[INTERVIEW] JUAN BAUTISTA PREND TOUJOURS LE TAUREAU PAR LES CORNES

De Bayonne à Nîmes, en passant par Dax, Béziers ou Arles, c’est une tradition qui peut rassembler jusqu’à plus de 16 000 personnes : la tauromachie. Une tradition qui passionne autant qu’elle peut être décriée. Mais à l’occasion de ses 35 ans en ce 12 juillet, Buzzles a choisi de vous dresser le portrait de l’un des plus grands matadors français : Jean-Baptiste Jalabert, dit Juan Bautista. Sur l’air du Toréador de Georges Bizet, entrez dans l’arène. Le paseo* commence. 

Pour les mots suivis d’une *, se référer au glossaire de la tauromachie.
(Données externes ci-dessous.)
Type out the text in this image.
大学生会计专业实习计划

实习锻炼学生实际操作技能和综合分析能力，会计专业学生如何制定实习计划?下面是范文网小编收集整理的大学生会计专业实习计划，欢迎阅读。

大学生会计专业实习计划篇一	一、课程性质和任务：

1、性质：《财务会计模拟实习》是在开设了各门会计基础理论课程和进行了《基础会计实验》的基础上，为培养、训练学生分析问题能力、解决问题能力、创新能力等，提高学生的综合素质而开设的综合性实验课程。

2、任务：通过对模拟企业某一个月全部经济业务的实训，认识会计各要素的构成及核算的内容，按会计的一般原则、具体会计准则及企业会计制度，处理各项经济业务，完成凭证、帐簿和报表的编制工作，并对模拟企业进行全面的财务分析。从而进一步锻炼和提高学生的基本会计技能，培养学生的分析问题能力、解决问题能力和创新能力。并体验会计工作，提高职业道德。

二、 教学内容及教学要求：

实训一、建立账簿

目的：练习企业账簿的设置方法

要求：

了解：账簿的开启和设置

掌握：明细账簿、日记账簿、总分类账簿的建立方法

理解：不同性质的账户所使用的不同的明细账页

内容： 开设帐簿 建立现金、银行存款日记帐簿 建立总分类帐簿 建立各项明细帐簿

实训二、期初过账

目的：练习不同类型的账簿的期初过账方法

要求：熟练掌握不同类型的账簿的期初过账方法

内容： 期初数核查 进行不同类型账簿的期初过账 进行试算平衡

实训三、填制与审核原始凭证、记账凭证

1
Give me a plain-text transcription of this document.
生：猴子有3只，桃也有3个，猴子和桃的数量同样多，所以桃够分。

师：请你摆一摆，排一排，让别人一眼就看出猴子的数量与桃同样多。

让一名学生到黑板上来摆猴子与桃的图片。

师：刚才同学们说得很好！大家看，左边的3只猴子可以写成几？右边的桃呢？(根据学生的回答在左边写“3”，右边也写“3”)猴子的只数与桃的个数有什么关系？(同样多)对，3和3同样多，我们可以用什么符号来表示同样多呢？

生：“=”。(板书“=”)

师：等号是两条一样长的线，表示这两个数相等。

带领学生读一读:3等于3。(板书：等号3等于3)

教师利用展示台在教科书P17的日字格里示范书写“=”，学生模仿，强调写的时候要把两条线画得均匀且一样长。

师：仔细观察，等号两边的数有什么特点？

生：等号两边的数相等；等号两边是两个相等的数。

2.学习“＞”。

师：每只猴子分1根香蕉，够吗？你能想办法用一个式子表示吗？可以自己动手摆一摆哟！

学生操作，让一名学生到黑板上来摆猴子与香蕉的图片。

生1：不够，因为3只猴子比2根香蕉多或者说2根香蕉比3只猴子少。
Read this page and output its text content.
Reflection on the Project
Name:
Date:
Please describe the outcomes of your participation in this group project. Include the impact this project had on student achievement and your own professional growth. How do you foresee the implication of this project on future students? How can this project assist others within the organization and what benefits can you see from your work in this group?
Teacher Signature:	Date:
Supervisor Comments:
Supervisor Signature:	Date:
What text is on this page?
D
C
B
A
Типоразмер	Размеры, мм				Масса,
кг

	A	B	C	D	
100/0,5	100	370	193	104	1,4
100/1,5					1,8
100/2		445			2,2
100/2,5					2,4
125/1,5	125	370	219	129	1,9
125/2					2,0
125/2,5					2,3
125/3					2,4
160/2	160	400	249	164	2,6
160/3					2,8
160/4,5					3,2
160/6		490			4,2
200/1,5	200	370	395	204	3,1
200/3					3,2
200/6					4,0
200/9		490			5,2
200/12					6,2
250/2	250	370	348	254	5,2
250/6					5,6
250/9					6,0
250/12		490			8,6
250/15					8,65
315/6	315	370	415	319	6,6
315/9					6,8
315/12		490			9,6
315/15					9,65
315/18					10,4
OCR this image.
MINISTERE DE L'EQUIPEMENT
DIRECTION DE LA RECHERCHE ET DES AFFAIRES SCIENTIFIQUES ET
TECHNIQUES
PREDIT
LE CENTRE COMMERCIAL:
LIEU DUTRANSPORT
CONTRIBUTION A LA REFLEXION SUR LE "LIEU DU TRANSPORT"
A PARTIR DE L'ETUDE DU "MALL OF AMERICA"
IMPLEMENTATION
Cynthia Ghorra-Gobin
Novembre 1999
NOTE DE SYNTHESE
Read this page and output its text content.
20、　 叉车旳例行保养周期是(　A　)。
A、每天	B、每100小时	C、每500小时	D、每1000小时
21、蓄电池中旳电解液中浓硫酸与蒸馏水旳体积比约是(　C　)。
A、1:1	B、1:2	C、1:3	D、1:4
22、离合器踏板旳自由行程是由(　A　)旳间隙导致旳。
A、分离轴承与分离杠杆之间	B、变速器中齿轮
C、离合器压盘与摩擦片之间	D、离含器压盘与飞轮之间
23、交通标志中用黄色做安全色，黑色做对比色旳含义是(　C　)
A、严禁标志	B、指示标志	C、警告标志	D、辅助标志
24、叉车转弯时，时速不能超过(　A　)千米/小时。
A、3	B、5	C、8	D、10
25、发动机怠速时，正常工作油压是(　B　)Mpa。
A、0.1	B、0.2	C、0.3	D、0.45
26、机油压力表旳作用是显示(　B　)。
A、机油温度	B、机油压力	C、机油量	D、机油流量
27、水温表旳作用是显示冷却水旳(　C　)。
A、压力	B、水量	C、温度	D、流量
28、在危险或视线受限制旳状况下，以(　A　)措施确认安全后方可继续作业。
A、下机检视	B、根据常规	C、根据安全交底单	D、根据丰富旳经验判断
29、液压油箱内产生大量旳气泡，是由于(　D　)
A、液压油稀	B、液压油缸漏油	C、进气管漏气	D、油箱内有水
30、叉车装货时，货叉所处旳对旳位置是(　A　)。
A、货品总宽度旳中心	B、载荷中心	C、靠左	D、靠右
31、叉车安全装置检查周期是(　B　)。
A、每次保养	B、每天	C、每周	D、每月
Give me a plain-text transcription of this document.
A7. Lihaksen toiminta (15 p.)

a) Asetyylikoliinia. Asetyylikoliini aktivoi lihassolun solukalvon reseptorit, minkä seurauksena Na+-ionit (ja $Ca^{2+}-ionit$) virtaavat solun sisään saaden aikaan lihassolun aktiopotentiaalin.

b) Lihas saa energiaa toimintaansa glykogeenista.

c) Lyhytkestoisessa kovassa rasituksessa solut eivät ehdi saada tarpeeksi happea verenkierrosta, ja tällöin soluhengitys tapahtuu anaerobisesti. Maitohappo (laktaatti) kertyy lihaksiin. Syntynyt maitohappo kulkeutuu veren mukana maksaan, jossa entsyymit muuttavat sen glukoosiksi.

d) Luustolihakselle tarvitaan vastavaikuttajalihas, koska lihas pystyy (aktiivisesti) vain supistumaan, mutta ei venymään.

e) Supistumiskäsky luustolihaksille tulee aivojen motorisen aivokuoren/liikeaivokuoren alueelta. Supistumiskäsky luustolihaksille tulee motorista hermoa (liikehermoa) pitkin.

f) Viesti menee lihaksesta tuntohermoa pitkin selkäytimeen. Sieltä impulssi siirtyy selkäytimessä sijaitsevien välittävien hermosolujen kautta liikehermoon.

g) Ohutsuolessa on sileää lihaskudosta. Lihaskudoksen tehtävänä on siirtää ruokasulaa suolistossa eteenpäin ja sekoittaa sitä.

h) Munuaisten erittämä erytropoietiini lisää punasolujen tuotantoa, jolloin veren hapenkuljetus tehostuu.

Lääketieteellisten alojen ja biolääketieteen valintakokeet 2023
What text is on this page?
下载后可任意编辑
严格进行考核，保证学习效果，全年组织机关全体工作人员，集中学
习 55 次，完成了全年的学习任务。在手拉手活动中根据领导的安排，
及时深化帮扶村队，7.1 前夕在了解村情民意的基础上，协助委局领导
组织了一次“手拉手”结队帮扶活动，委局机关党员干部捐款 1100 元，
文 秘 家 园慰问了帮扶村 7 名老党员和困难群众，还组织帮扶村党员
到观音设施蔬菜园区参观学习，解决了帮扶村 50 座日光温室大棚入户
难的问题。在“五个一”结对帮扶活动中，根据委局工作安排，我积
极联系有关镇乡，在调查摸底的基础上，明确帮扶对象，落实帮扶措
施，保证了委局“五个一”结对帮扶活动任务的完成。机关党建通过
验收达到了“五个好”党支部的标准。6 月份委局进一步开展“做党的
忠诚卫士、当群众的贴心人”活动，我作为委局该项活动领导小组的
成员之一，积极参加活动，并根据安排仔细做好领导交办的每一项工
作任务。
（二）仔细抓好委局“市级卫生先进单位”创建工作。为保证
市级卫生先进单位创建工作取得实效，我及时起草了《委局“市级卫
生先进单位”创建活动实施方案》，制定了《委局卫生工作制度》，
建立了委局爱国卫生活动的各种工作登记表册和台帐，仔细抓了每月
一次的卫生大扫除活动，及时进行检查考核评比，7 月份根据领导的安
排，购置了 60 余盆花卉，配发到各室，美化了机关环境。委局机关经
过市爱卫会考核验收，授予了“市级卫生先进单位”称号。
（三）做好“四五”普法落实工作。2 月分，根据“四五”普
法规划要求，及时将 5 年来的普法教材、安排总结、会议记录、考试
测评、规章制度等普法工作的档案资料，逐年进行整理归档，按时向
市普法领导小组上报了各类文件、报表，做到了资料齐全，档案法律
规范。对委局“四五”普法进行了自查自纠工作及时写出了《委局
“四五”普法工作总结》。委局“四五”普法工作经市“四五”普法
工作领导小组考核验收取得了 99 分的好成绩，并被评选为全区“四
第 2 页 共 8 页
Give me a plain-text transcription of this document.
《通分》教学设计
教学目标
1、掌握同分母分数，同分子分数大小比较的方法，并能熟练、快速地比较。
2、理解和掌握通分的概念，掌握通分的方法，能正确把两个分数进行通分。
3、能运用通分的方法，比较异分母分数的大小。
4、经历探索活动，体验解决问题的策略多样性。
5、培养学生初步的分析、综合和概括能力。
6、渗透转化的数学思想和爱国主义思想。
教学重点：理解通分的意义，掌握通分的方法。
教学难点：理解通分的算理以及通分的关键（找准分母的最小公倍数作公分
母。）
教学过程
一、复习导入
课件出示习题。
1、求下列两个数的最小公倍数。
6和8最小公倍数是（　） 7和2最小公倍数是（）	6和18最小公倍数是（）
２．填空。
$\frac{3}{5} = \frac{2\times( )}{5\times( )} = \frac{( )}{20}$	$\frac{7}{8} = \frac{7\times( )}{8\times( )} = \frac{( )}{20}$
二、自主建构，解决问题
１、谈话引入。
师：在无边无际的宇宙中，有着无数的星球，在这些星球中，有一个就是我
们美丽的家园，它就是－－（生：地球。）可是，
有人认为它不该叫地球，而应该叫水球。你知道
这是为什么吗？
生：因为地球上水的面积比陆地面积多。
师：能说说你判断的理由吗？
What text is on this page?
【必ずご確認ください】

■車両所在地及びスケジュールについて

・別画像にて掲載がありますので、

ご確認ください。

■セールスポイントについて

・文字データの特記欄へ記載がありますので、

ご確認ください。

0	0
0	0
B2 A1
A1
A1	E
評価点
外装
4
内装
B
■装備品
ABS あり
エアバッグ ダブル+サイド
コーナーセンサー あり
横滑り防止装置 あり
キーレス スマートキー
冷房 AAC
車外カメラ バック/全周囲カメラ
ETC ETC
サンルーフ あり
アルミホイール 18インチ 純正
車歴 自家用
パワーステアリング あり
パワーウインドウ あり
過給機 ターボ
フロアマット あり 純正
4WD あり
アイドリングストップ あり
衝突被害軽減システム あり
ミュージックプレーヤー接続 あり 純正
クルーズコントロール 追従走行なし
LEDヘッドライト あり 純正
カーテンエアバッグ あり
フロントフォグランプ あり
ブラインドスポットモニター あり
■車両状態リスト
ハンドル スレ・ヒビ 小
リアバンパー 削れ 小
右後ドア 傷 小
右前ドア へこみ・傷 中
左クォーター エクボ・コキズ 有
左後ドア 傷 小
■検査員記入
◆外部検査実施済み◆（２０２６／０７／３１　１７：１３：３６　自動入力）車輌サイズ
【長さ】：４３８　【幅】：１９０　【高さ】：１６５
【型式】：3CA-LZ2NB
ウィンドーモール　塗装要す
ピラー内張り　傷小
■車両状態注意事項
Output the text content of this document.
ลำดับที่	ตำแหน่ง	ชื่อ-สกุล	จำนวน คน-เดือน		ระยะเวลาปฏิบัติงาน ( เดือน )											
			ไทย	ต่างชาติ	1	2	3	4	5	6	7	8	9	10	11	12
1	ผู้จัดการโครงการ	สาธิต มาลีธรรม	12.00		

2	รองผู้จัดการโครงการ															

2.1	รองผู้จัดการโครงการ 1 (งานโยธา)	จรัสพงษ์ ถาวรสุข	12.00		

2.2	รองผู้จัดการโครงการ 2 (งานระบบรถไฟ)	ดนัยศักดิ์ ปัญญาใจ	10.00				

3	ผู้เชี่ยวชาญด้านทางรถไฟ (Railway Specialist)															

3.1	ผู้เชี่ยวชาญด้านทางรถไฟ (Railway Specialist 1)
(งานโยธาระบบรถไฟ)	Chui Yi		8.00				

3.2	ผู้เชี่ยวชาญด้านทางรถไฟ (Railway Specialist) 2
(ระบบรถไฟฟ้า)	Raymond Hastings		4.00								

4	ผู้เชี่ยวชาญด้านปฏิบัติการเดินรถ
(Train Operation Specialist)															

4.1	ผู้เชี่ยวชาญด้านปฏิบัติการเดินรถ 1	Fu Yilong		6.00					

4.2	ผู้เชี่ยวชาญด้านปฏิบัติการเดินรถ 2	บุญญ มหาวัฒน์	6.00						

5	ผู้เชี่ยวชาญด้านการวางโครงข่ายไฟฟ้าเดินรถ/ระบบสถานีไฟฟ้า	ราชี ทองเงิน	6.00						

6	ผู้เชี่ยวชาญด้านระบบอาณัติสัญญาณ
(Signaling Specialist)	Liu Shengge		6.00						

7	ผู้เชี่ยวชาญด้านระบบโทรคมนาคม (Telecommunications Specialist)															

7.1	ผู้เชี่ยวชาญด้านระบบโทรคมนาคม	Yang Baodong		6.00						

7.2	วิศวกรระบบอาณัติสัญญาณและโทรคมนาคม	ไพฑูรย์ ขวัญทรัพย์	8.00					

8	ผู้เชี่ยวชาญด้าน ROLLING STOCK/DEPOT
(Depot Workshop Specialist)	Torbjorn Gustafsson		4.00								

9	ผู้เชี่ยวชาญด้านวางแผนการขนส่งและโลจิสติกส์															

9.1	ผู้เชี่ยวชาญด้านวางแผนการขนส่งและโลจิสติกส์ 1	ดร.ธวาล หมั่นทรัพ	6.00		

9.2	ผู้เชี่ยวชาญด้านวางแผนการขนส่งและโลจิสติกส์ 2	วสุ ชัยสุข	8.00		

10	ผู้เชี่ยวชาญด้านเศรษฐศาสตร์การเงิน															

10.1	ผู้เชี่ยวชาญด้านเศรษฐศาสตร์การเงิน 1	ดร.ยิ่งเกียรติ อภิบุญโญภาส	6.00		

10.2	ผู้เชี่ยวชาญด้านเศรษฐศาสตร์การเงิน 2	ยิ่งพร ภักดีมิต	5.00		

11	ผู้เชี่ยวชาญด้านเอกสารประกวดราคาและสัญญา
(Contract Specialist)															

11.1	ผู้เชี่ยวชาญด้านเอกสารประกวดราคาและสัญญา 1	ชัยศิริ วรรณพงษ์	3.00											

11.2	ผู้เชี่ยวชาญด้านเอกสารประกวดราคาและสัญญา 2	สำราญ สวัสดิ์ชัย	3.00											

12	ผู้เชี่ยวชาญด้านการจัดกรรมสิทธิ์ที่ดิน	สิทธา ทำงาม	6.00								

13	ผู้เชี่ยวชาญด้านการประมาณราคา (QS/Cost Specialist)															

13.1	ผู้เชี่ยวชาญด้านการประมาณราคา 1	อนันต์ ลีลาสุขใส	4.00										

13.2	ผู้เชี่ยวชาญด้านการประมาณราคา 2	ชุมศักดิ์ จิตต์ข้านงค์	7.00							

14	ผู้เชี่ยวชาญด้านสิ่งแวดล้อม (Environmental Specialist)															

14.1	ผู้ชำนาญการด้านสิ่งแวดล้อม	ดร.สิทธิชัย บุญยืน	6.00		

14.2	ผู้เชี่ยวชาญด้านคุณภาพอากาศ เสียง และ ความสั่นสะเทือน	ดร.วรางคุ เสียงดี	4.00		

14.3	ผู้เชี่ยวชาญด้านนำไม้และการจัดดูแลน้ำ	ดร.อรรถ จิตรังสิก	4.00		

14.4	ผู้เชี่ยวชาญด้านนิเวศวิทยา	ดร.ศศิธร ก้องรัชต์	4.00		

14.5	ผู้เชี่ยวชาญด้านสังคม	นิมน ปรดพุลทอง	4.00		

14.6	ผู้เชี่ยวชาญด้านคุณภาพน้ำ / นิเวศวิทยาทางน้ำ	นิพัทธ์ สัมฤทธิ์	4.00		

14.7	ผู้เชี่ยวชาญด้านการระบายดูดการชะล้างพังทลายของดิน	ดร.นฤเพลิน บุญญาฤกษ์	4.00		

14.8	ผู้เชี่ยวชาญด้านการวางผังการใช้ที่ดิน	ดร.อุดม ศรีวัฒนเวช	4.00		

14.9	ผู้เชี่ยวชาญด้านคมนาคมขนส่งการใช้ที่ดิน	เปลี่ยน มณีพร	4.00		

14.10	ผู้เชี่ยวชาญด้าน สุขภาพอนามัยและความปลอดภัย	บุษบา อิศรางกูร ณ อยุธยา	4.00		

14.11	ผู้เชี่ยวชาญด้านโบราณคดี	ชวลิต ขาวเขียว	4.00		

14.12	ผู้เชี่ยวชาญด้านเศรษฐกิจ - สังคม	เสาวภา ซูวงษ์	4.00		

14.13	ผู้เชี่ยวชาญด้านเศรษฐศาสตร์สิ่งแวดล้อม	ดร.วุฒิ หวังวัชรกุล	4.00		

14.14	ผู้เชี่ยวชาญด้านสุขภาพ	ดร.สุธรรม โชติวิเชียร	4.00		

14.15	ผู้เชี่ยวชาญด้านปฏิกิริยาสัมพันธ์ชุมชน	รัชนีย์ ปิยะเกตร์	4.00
Qu’est ce qui vous a poussé à devenir matador ? Quel a été votre parcours jusqu’à votre alternative* ?

J’ai toujours vécu au milieu des taureaux. Mon père et mon oncle étant éleveurs de taureaux de combat, je voyais les toreros venir au Mas pour tienter* les vaches. C’est à ce moment que j’ai voulu les imiter et que j’ai appris à tenir une cape et une muleta*. Je sortais de second, une fois que les matadors avaient terminé de toréer, jusqu’à acquérir assez d’expérience pour que mon père me fasse confiance et me laisse toréer les vaches de premier.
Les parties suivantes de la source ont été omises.